定期点検で損傷が確認された諏訪川橋(A1,P1:2箇所)、大牟田連続高架橋(A1,P1-5,P5,P11,P12,P16,A2:7箇所)について2021年度に詳細調査と補修設計を実施しています。
諏訪川橋 P1橋脚上伸縮装置の止水材破れ
――2022年度の塗替え塗装予定について
新保 施工予定はありません、これまでも塗替え補修は実施していません。
――耐候性鋼材を採用した橋梁での錆による劣化・損傷は
新保 2橋で採用していますが、劣化・損傷事例はありません。
――災害が激甚化しているなかで、具体的な防災対策の要対策箇所は
新保 要対策箇所はありません。
――盛土はコンクリート吹付ですか、それとも植生等緑化していますか
新保 盛土の法肩と法尻は防草対策で張コンクリートを行っており、法肩と法尻の間の法面は張り芝もしくは防草シートとなっています。
――新材料、新技術の活用について
新保 近年の点検業務での活用事例としては、コンクリート叩き落とし部の処理で「かため太郎(NETIS:KT-120036-VE)や、社会インフラ画像診断サービス「ひびみっけ」(KT-190025-VR)があります。また、ウェアラブルカメラによる遠隔臨場、LiDARスキャンによる3D画像活用、橋梁点検ロボットカメラによる損傷点検の1次スクリーニングなどもあります。今後の点検等でも、赤外線を用いた調査やAI画像解析システムの活用など、新技術の活用を検討しています。
新技術採用事例①
――遠隔臨場も実施しているのですね
新保 コンサルタントが会社と現場をウェアラブルカメラでつないで損傷判定するときに活用しているということです。
――国土交通省として遠隔臨場は考えないのですか
新保 工事ではかなり使用しています。立会検査も遠隔臨場で行っています。2年前くらいから当たり前となっています。
――大手のみですか
新保 大手に限らず、希望があれば協議して実施しています。
――NEXCO中日本では遠隔臨場で空いた時間を抜き打ちの立会検査にも使うという方針を出していますが、当事務所でも考えていますか
新保 安全管理もあるので、遠隔臨場を活用した場合でも、現場にまったく行かないという状態にならないようにしています。
――LiDARスキャンとは
新保 3D画像を取得できるものとなります。iPhoneに搭載されています。
新技術採用事例②
――橋梁点検ロボットカメラはどのような種類のものですか
新保 橋梁点検ロボットカメラは、デジタルカメラを伸縮式のポールの先端に取り付け、地上にいながら高所の損傷を視認して撮影するものです。地上からの操作で画像にクラックスケールを表示する事ができるので、高所のコンクリートひび割れ幅も確認できます。
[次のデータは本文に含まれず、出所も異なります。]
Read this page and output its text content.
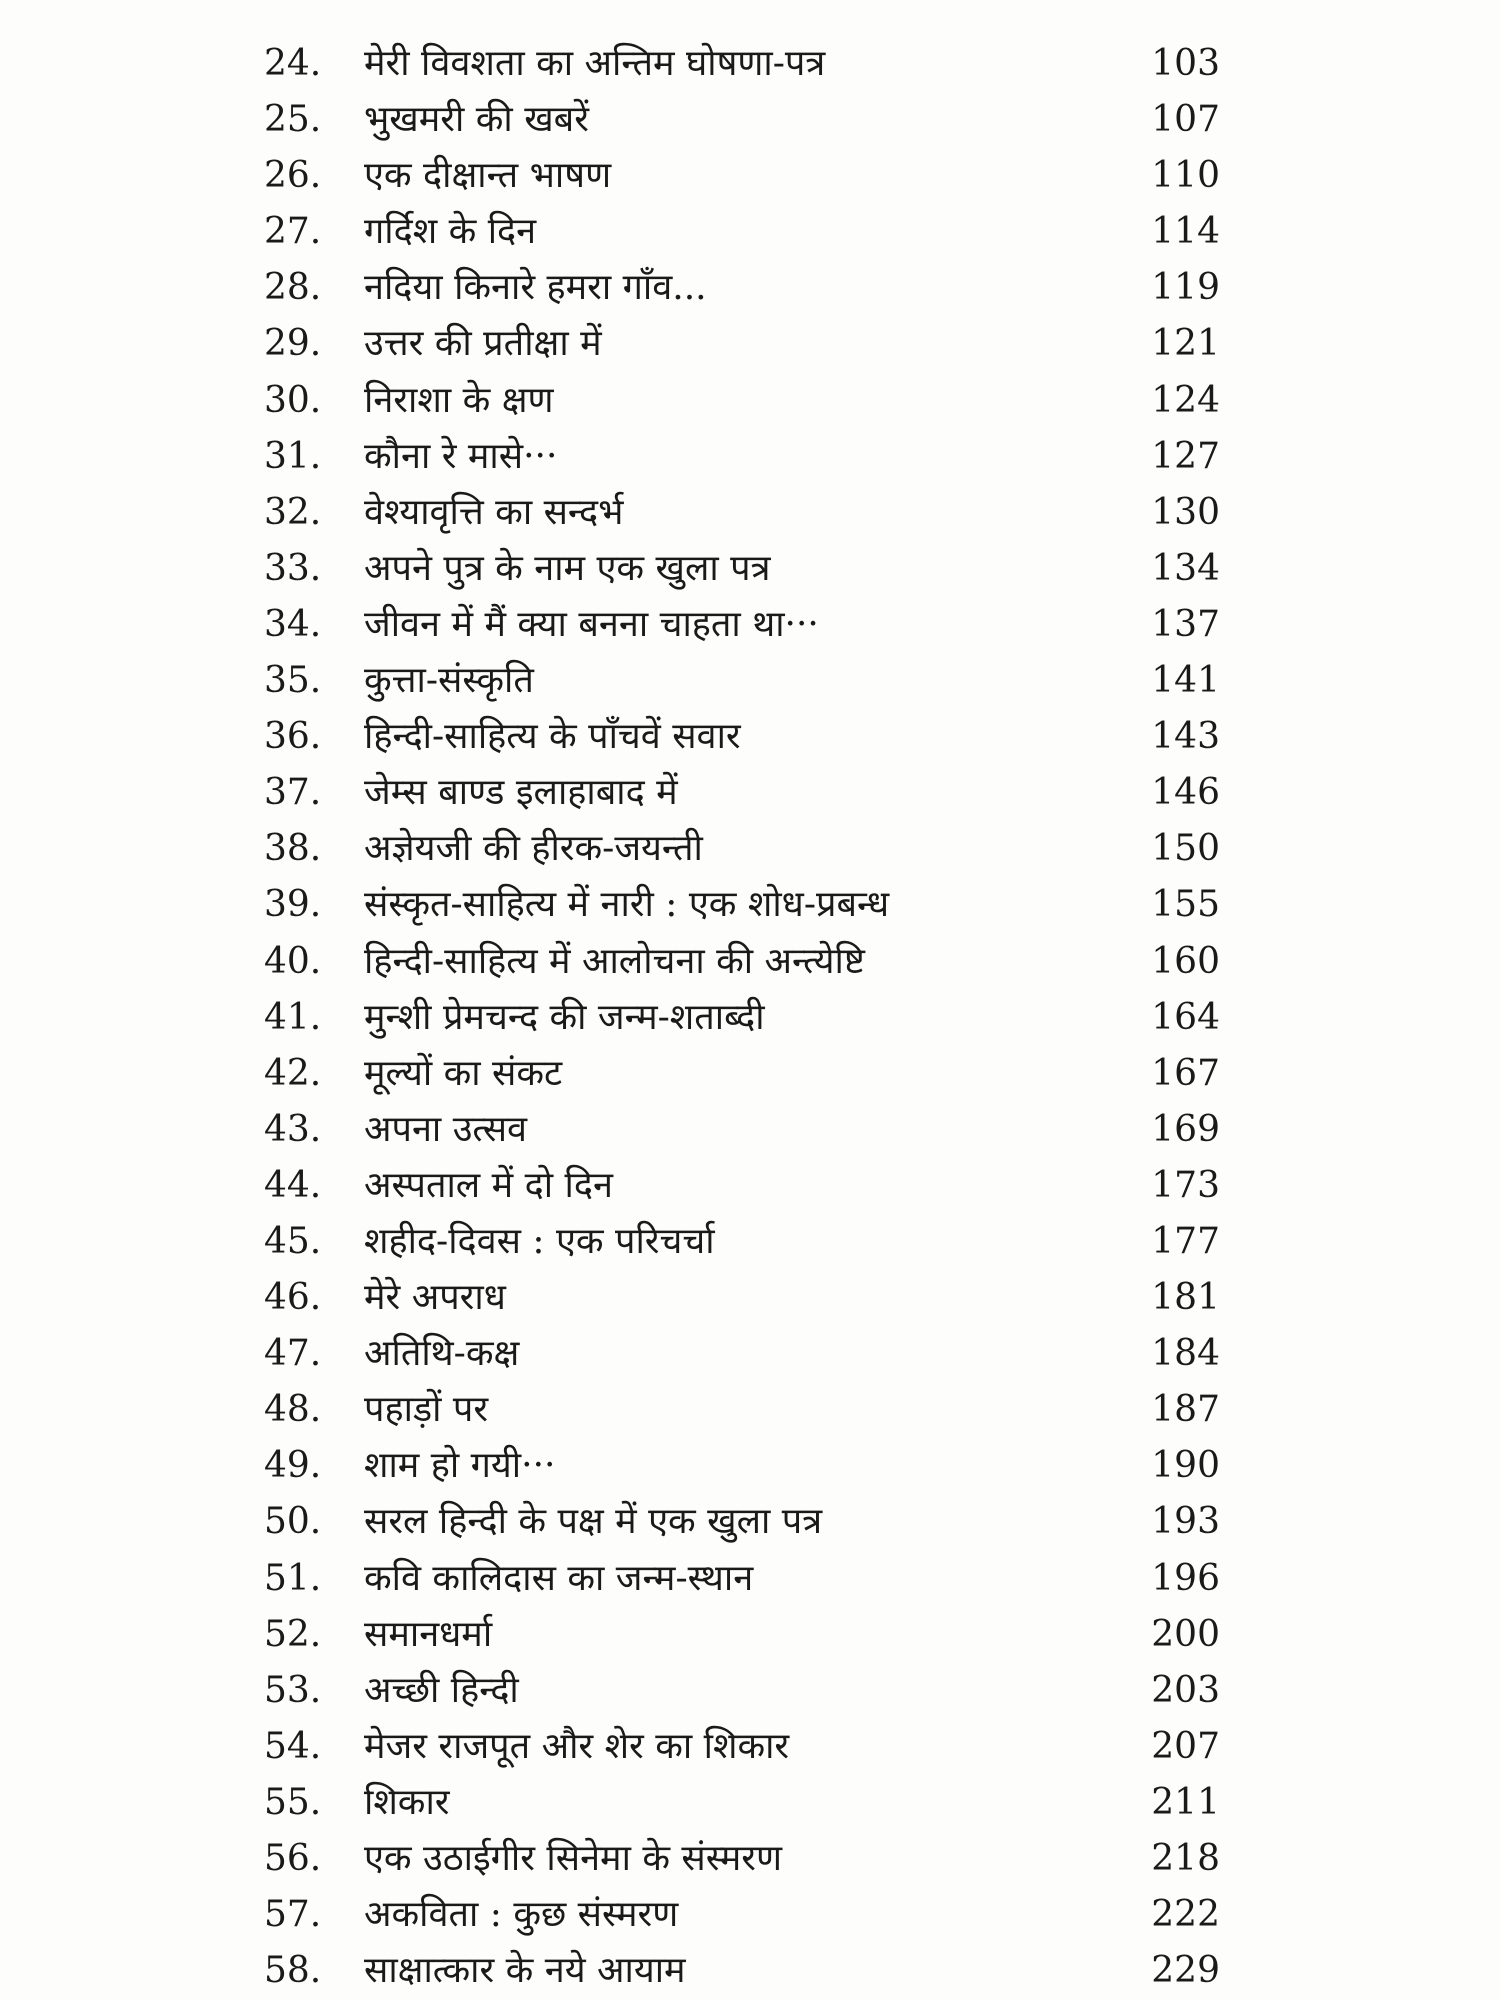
24.	मेरी विवशता का अन्तिम घोषणा-पत्र	103
25.	भुखमरी की खबरें	107
26.	एक दीक्षान्त भाषण	110
27.	गर्दिश के दिन	114
28.	नदिया किनारे हमरा गाँव...	119
29.	उत्तर की प्रतीक्षा में	121
30.	निराशा के क्षण	124
31.	कौना रे मासे···	127
32.	वेश्यावृत्ति का सन्दर्भ	130
33.	अपने पुत्र के नाम एक खुला पत्र	134
34.	जीवन में मैं क्या बनना चाहता था···	137
35.	कुत्ता-संस्कृति	141
36.	हिन्दी-साहित्य के पाँचवें सवार	143
37.	जेम्स बाण्ड इलाहाबाद में	146
38.	अज्ञेयजी की हीरक-जयन्ती	150
39.	संस्कृत-साहित्य में नारी : एक शोध-प्रबन्ध	155
40.	हिन्दी-साहित्य में आलोचना की अन्त्येष्टि	160
41.	मुन्शी प्रेमचन्द की जन्म-शताब्दी	164
42.	मूल्यों का संकट	167
43.	अपना उत्सव	169
44.	अस्पताल में दो दिन	173
45.	शहीद-दिवस : एक परिचर्चा	177
46.	मेरे अपराध	181
47.	अतिथि-कक्ष	184
48.	पहाड़ों पर	187
49.	शाम हो गयी···	190
50.	सरल हिन्दी के पक्ष में एक खुला पत्र	193
51.	कवि कालिदास का जन्म-स्थान	196
52.	समानधर्मा	200
53.	अच्छी हिन्दी	203
54.	मेजर राजपूत और शेर का शिकार	207
55.	शिकार	211
56.	एक उठाईगीर सिनेमा के संस्मरण	218
57.	अकविता : कुछ संस्मरण	222
58.	साक्षात्कार के नये आयाम	229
斜張橋のロープ点検ロボットは、リング状のフレームにデジタルカメラを複数台取付け、ドローンの推力でケーブルに沿って走らせて、路面から損傷の有無を撮影して確認するものです。
――国土交通省全体でICT盛土の取組みを進めていますが。有明海沿岸道路ではどうですか
新保 川副地区でICT施工に取り組んでいます。
――全体として盛土から進めていますね
新保 土工から始まりましたが、現在では地盤改良や橋梁下部工でもICT施工に取り組んでいます。
――最後に
新保 これまで27.5kmの開通に伴い地域活性化の効果も既に発現してきており、地域の方々の期待も大きくなっているところです。更なる発展・産業振興のため、今後も佐賀・熊本へと早期完成に向けて整備を進めていきたいと考えています。